The List of 28 Clean Certified Woodstoves
Today, there are 28 woodstoves certified for sale in
Oregon. (Only 19 of those can stand up to Oregon’s more
stringent 1988 requirement.) However, with EPA’s regulation
little more than one development season away, you can
expect to see the number of clean burners increase rapidly.
As it’s said, necessity is the mother of invention.
At present, performance figures from Oregon’s Department of
Environmental Quality (DEQ) make up the largest body of
data about clean-burning stoves. Still, though numbers may
not lie, they can certainly be misrepresented.
Consequently, when you go shopping for a clean-burning
woodstove, we encourage you to study performance claims
carefully. Efficiency and emissions offer a good basis from
which to begin selecting a woodstove, but there’s more
involved in picking the right heater. The heat output, for
example, should be in a range that’s useful for your house.
And it may be important to you that the firebox hold enough
wood for an all night burn at the desired heat output.
One way that manufacturers have gotten non-catalytic stoves
through DEQ testing is to use small fireboxes and prevent
air inlets from being closed beyond a certain point. So,
not all of the stoves listed by DEQ can be adjusted to a
low enough burn to prevent overheating in small,
well-insulated houses . . . and some can’t achieve a
great enough output for long enough to keep a
large, poorly insulated home up to temperature.
Beyond these practical concerns, several factors limit the
usefulness of the Oregon performance data to consumers.
According to Paul Tiegs, senior principal scientist of 72
Omni Environmental Service — the laboratory that did
most of the testing on the 28 stoves the listed efficiency
figures are accurate only to within plus or minus 5%. Thus
you shouldn’t pick one stove over another strictly because
it can claim a few extra percentage points of efficiency.

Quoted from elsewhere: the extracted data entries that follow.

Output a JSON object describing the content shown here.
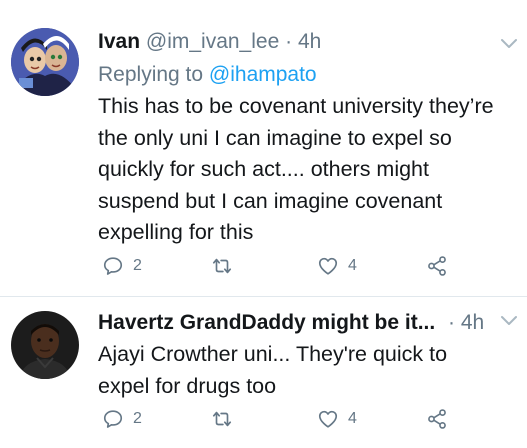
{
  "tweets": [
    {
      "display_name": "Ivan",
      "handle": "@im_ivan_lee",
      "separator": "·",
      "time": "4h",
      "replying_prefix": "Replying to ",
      "replying_to": "@ihampato",
      "body_lines": [
        "This has to be covenant university they’re",
        "the only uni I can imagine to expel so",
        "quickly for such act.... others might",
        "suspend but I can imagine covenant",
        "expelling for this"
      ],
      "reply_count": "2",
      "like_count": "4",
      "icons": {
        "reply": "comment-icon",
        "retweet": "retweet-icon",
        "like": "heart-icon",
        "share": "share-icon",
        "menu": "chevron-down-icon"
      }
    },
    {
      "display_name": "Havertz GrandDaddy might be it...",
      "separator": "·",
      "time": "4h",
      "body_lines": [
        "Ajayi Crowther uni... They're quick to",
        "expel for drugs too"
      ],
      "reply_count": "2",
      "like_count": "4",
      "icons": {
        "reply": "comment-icon",
        "retweet": "retweet-icon",
        "like": "heart-icon",
        "share": "share-icon",
        "menu": "chevron-down-icon"
      }
    }
  ],
  "colors": {
    "text": "#14171a",
    "secondary": "#657786",
    "link": "#1da1f2",
    "divider": "#e1e8ed"
  }
}
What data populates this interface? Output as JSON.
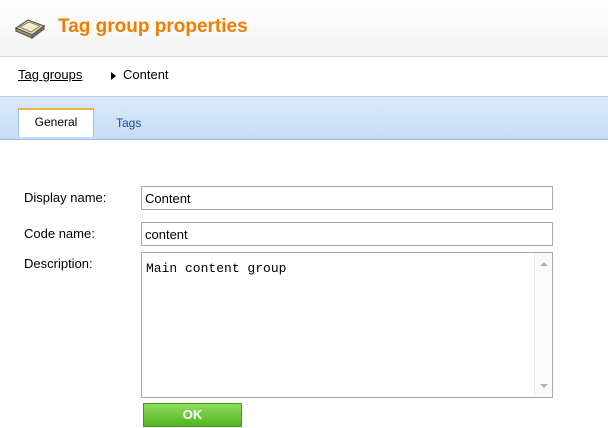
{
  "header": {
    "title": "Tag group properties",
    "icon": "tag-icon",
    "title_color": "#f07d00"
  },
  "breadcrumb": {
    "parent_label": "Tag groups",
    "current_label": "Content"
  },
  "tabs": [
    {
      "label": "General",
      "active": true
    },
    {
      "label": "Tags",
      "active": false
    }
  ],
  "form": {
    "display_name_label": "Display name:",
    "display_name_value": "Content",
    "code_name_label": "Code name:",
    "code_name_value": "content",
    "description_label": "Description:",
    "description_value": "Main content group",
    "ok_label": "OK"
  },
  "colors": {
    "accent_orange": "#f07d00",
    "tab_bar_blue": "#c6dcf6",
    "ok_green": "#4fb51f"
  }
}
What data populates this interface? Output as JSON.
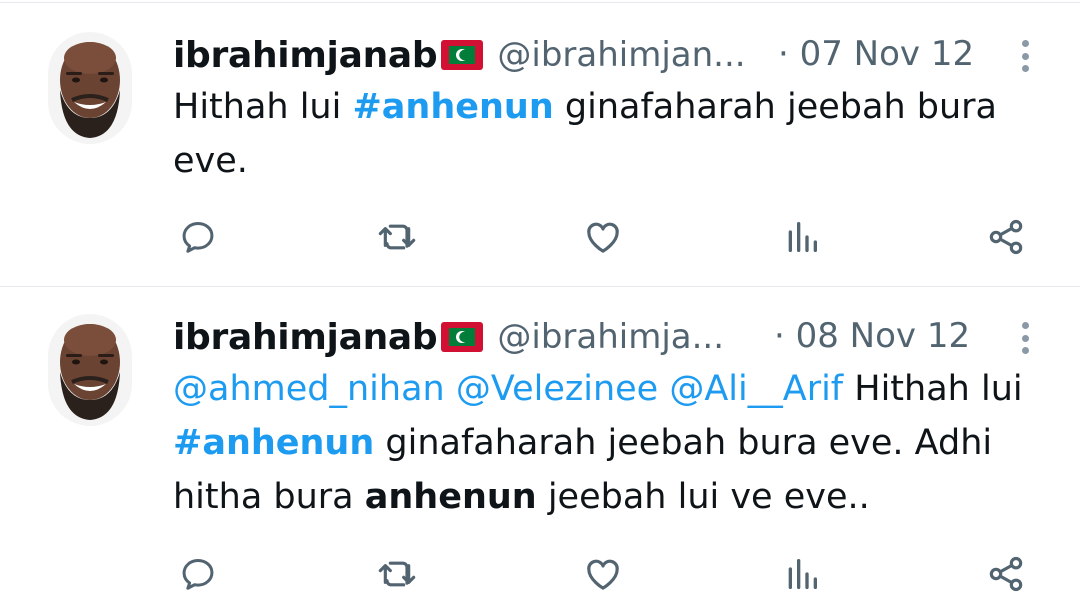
{
  "colors": {
    "accent": "#1d9bf0",
    "secondary_text": "#536471",
    "primary_text": "#0f1419"
  },
  "tweets": [
    {
      "author_name": "ibrahimjanab",
      "flag_icon": "maldives-flag-icon",
      "handle": "@ibrahimjan...",
      "date": "· 07 Nov 12",
      "body": {
        "t1": "Hithah lui ",
        "hashtag": "#anhenun",
        "t2": " ginafaharah jeebah bura eve."
      },
      "actions": [
        "reply-icon",
        "retweet-icon",
        "like-icon",
        "views-icon",
        "share-icon"
      ]
    },
    {
      "author_name": "ibrahimjanab",
      "flag_icon": "maldives-flag-icon",
      "handle": "@ibrahimja...",
      "date": "· 08 Nov 12",
      "body": {
        "m1": "@ahmed_nihan",
        "m2": "@Velezinee",
        "m3": "@Ali__Arif",
        "t1": " Hithah lui ",
        "hashtag": "#anhenun",
        "t2": " ginafaharah jeebah bura eve. Adhi hitha bura ",
        "bold_word": "anhenun",
        "t3": " jeebah lui ve eve.."
      },
      "actions": [
        "reply-icon",
        "retweet-icon",
        "like-icon",
        "views-icon",
        "share-icon"
      ]
    }
  ]
}
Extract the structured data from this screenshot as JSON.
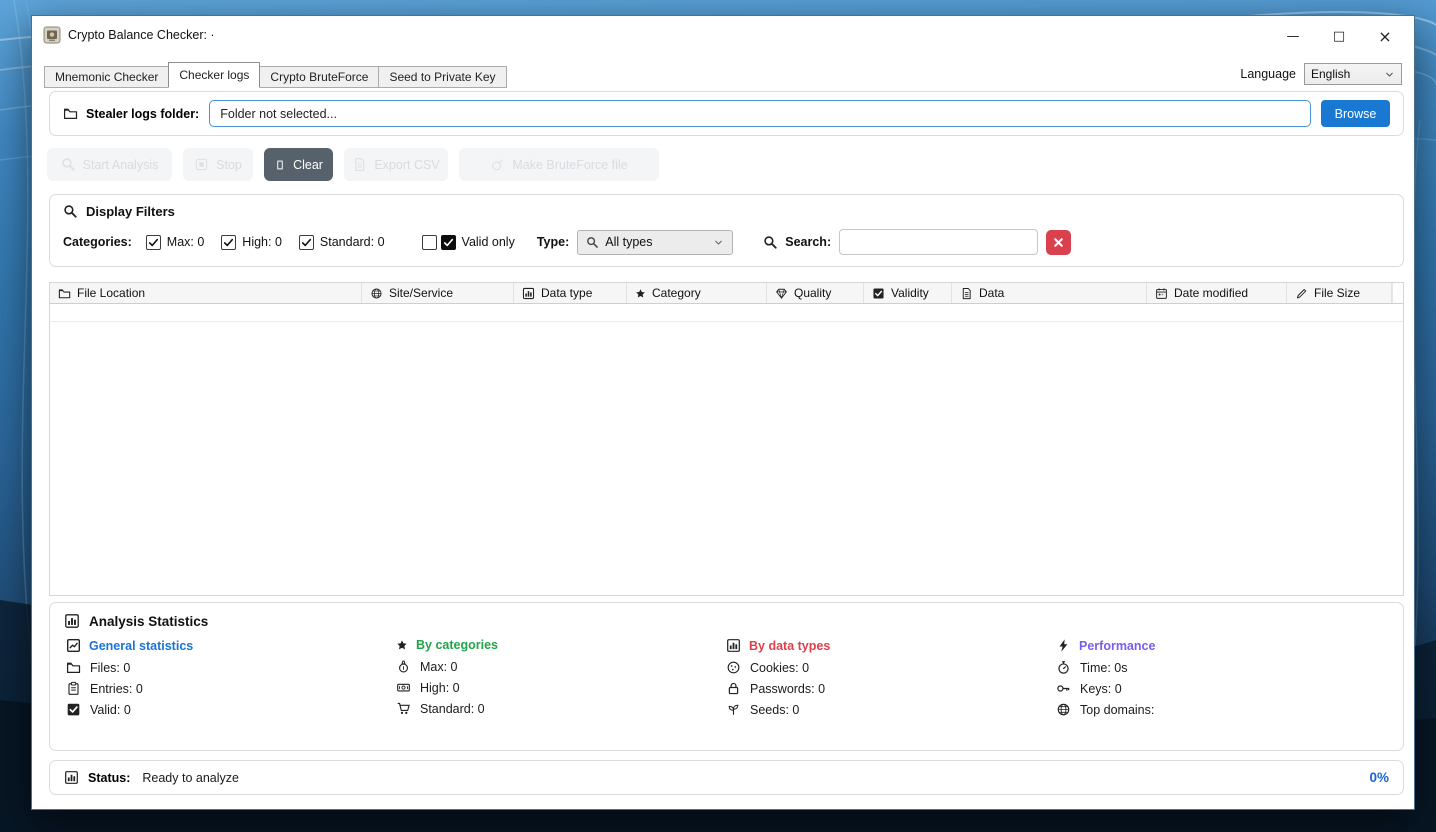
{
  "window": {
    "title": "Crypto Balance Checker: ·",
    "controls": {
      "minimize": "—",
      "maximize": "□",
      "close": "×"
    }
  },
  "tabs": [
    {
      "label": "Mnemonic Checker",
      "active": false
    },
    {
      "label": "Checker logs",
      "active": true
    },
    {
      "label": "Crypto BruteForce",
      "active": false
    },
    {
      "label": "Seed to Private Key",
      "active": false
    }
  ],
  "language": {
    "label": "Language",
    "value": "English"
  },
  "folder": {
    "label": "Stealer logs folder:",
    "value": "Folder not selected...",
    "browse_label": "Browse"
  },
  "actions": {
    "start": "Start Analysis",
    "stop": "Stop",
    "clear": "Clear",
    "export": "Export CSV",
    "bruteforce": "Make BruteForce file"
  },
  "filters": {
    "title": "Display Filters",
    "categories_label": "Categories:",
    "max": {
      "label": "Max: 0",
      "checked": true
    },
    "high": {
      "label": "High: 0",
      "checked": true
    },
    "standard": {
      "label": "Standard: 0",
      "checked": true
    },
    "valid_only": {
      "label": "Valid only",
      "checked": true,
      "extra_checkbox_checked": false
    },
    "type_label": "Type:",
    "type_value": "All types",
    "search_label": "Search:",
    "search_value": ""
  },
  "table": {
    "columns": [
      {
        "label": "File Location"
      },
      {
        "label": "Site/Service"
      },
      {
        "label": "Data type"
      },
      {
        "label": "Category"
      },
      {
        "label": "Quality"
      },
      {
        "label": "Validity"
      },
      {
        "label": "Data"
      },
      {
        "label": "Date modified"
      },
      {
        "label": "File Size"
      }
    ],
    "rows": []
  },
  "stats": {
    "title": "Analysis Statistics",
    "groups": [
      {
        "title": "General statistics",
        "color": "#1a73d9",
        "items": [
          {
            "label": "Files: 0"
          },
          {
            "label": "Entries: 0"
          },
          {
            "label": "Valid: 0"
          }
        ]
      },
      {
        "title": "By categories",
        "color": "#23a44a",
        "items": [
          {
            "label": "Max: 0"
          },
          {
            "label": "High: 0"
          },
          {
            "label": "Standard: 0"
          }
        ]
      },
      {
        "title": "By data types",
        "color": "#e0404e",
        "items": [
          {
            "label": "Cookies: 0"
          },
          {
            "label": "Passwords: 0"
          },
          {
            "label": "Seeds: 0"
          }
        ]
      },
      {
        "title": "Performance",
        "color": "#7b5cf0",
        "items": [
          {
            "label": "Time: 0s"
          },
          {
            "label": "Keys: 0"
          },
          {
            "label": "Top domains:"
          }
        ]
      }
    ]
  },
  "status": {
    "label": "Status:",
    "value": "Ready to analyze",
    "progress": "0%"
  },
  "colors": {
    "accent_blue": "#1878d2",
    "danger_red": "#d8414d",
    "success_green": "#23a44a",
    "purple": "#7b5cf0",
    "clear_button": "#57616b"
  }
}
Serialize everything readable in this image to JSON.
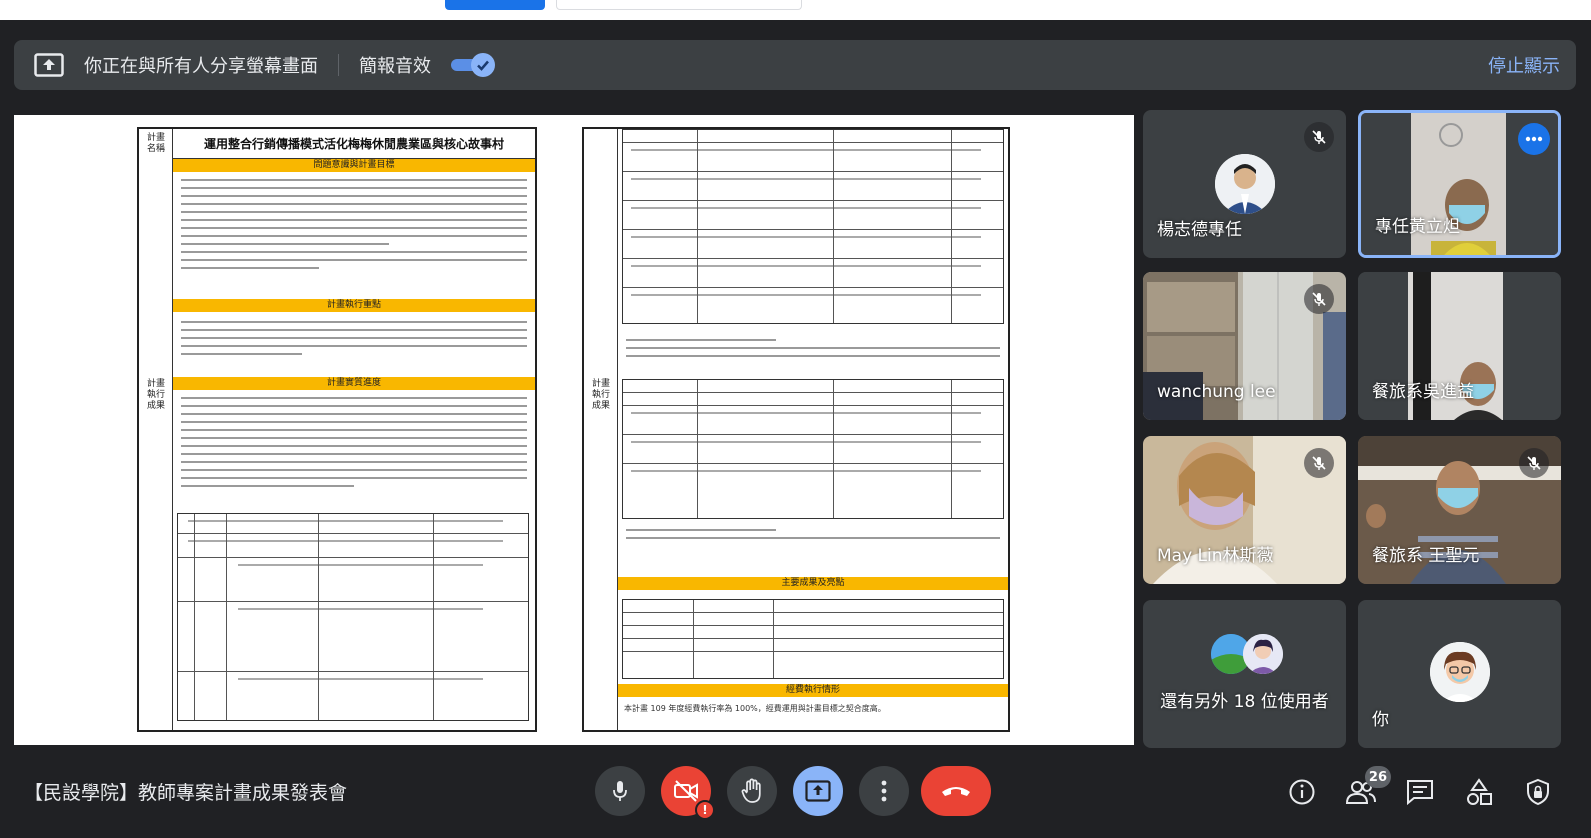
{
  "share_bar": {
    "sharing_text": "你正在與所有人分享螢幕畫面",
    "sound_label": "簡報音效",
    "stop_label": "停止顯示"
  },
  "document": {
    "left_title": "運用整合行銷傳播模式活化梅梅休閒農業區與核心故事村",
    "left_col_top": "計畫名稱",
    "left_col_mid": "計畫執行成果",
    "band_1": "問題意識與計畫目標",
    "band_2": "計畫執行重點",
    "band_3": "計畫實質進度",
    "band_4": "主要成果及亮點",
    "band_5": "經費執行情形",
    "right_col_mid": "計畫執行成果",
    "footer_note": "本計畫 109 年度經費執行率為 100%，經費運用與計畫目標之契合度高。"
  },
  "participants": [
    {
      "name": "楊志德專任",
      "muted": true
    },
    {
      "name": "專任黃立炟",
      "muted": false,
      "active": true
    },
    {
      "name": "wanchung lee",
      "muted": true
    },
    {
      "name": "餐旅系吳進益",
      "muted": false
    },
    {
      "name": "May Lin林斯薇",
      "muted": true
    },
    {
      "name": "餐旅系 王聖元",
      "muted": true
    },
    {
      "name": "還有另外 18 位使用者",
      "muted": false
    },
    {
      "name": "你",
      "muted": false
    }
  ],
  "meeting": {
    "title": "【民設學院】教師專案計畫成果發表會",
    "participant_count": "26"
  },
  "colors": {
    "background": "#202124",
    "surface": "#3c4043",
    "accent": "#8ab4f8",
    "danger": "#ea4335",
    "highlight": "#f9b700"
  }
}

Furthermore, the efficiency/emissions figures from Oregon
are adjusted to suit the climate and wood burning
conditions in that state. DEQ researchers studied the
habits of Oregon wood burners and determined that they fire
their heaters at medium-to-low rates (a heat output of
about 13,000 Btu/hour, or three pounds per hour in a
conventional heater) and in about six-hour cycles.
Consequently, the “weighted” average efficiency and
emission figures you might find in a manufacturer’s
literature or in performance ratings on stove labels are
statistically biased toward 13,000 Btu/hour. If you operate
one of these stoves at more or less than that rate, the
absolute efficiency and emissions (as well as its
performance in relation to another heater) could be
dramatically different.
Caveat Combuster
Woodstove efficiency figures are inevitably likened to EPA
fuel mileage ratings for cars. The lessons are much the
same: Though these numbers are for comparison purposes
only — your actual efficiency and emissions “may
vary” — the performance of any of these stoves will be
significantly better than that of your present one. You’ll
find that you’re getting more heat from your wood
or — if you keep the stove turned down — that burn
time is dramatically extended.
If you’re burning four cords of $100-per-cord wood each
year (and be realistic about what wood really costs),
stepping up from a 50% efficient black box to a 75%
high-tech stove will save you $130 in firewood alone in the
first year. Add to that the cost (or aggravation) of
chimney cleaning that you can save, and you’ve got a pretty
convincing economic argument for buying a new stove. The
health argument is even stronger: Using one of these stoves
can be a “Clean Air Act” of your own.